Equity Residential's (EQR) third-quarter profit declined 23% as
the real estate investment trust posted a lower occupancy and
falling average rental rates.
The country's largest apartment dwelling developer and manager
has an enviable liquidity position--which was further boosted by
its decision to possibly sell up to 17 million shares over the next
three years to fund acquisitions or pay down debt. Moody's
Investors Service also praised the company's liquidity, but last
month lowered its outlook to negative because the company's ratio
of debt to profit has increased.
Equity Residential posted a profit of $143.4 million, or 48
cents a share, down from $187.1 million, or 64 cents a share, a
year earlier. Funds from operations, a key profitability metric
among REITs, fell to 53 cents from 64 cents. In July, the company
projected 49 cents to 53 cents.
Revenue declined 3.6%, to $492.7 million. Analysts expected $487
million, according to analysts surveyed by Thomson Reuters.

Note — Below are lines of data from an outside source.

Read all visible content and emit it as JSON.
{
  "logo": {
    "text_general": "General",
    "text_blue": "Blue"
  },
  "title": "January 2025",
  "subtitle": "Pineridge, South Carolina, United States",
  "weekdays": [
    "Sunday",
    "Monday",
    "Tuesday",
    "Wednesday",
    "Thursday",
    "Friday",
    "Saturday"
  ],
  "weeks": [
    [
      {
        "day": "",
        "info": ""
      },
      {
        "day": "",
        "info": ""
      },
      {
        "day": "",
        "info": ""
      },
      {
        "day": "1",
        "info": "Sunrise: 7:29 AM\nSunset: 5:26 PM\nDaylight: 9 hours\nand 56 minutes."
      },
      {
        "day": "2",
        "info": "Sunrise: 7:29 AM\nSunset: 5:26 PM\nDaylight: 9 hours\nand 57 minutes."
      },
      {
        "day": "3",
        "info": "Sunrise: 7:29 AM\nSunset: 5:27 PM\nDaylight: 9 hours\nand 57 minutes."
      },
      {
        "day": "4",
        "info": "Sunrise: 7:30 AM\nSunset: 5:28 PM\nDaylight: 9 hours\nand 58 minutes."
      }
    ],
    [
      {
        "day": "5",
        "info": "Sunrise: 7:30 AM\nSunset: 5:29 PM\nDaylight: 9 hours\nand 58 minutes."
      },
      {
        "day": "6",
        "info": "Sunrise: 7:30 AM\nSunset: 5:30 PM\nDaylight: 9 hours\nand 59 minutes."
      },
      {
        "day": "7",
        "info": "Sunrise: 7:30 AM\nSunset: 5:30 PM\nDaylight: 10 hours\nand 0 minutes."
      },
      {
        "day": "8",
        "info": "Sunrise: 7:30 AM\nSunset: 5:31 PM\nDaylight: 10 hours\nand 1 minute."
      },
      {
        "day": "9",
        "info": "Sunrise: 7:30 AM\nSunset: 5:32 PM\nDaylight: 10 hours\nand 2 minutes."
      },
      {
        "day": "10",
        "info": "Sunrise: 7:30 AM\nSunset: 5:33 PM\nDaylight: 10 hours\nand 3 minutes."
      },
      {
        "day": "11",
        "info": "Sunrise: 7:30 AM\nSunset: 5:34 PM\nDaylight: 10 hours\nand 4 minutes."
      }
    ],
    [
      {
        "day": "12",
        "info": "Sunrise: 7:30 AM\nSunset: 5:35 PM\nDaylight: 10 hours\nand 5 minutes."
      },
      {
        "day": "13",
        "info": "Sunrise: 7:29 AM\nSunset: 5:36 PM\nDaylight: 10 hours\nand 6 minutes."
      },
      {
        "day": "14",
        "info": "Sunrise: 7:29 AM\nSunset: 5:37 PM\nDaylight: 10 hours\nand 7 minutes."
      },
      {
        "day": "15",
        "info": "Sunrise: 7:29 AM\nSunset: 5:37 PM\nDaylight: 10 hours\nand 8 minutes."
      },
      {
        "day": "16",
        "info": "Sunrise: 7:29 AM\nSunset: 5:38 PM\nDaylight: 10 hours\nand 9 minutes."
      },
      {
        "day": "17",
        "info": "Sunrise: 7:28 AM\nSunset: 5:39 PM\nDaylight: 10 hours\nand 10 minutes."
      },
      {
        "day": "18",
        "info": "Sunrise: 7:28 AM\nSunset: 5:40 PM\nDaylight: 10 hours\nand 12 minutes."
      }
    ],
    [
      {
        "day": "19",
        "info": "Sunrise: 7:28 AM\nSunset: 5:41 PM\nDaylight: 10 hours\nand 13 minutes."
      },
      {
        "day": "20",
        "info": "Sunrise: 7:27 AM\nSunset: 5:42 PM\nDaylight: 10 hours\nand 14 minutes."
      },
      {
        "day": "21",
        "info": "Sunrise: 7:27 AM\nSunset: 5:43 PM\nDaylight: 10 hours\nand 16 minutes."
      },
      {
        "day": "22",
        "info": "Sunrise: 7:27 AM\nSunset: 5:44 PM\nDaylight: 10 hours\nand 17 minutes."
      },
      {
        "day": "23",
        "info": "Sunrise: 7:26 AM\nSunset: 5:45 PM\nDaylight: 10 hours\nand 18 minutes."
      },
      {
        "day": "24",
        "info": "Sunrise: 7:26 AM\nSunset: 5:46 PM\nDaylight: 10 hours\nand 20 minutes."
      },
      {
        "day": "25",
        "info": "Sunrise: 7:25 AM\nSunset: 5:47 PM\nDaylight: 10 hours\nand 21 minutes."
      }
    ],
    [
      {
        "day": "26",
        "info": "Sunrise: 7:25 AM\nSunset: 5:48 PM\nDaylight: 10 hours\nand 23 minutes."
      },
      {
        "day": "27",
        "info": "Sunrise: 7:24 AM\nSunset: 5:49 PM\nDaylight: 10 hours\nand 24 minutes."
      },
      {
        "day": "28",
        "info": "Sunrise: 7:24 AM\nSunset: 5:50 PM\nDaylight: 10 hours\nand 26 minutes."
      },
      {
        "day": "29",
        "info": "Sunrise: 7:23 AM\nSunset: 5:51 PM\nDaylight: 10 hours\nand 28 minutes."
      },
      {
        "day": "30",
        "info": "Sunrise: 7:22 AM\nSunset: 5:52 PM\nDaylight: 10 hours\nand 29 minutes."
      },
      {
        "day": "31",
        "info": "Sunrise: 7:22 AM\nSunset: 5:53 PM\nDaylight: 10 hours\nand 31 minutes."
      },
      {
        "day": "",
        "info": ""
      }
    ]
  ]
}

Same-store revenue, which include 119,121 apartment units, fell
3.9% amid a 3.2% drop in the average rental rate. Occupancy fell to
94.4% from 93.7%.
During the quarter, the company sold 24 properties, consisting
of 4,620 apartment units, for an aggregate sale price of $381.1
million. The company hasn't acquired a property this year.
Looking ahead, Equity Residential sees 2009 FFO of $2.18 to
$2.22 a share, up from its raised July view of $2.10 to $2.20. The
company attributed the raised view to higher than expected property
net operating income. It also projected fourth-quarter FFO of 49
cents to 53 cents. Analysts expected 49 cents.
Shares were inactive in after-hours trading at $27.56. The stock
is up from its 52-week low of $15.68 in March.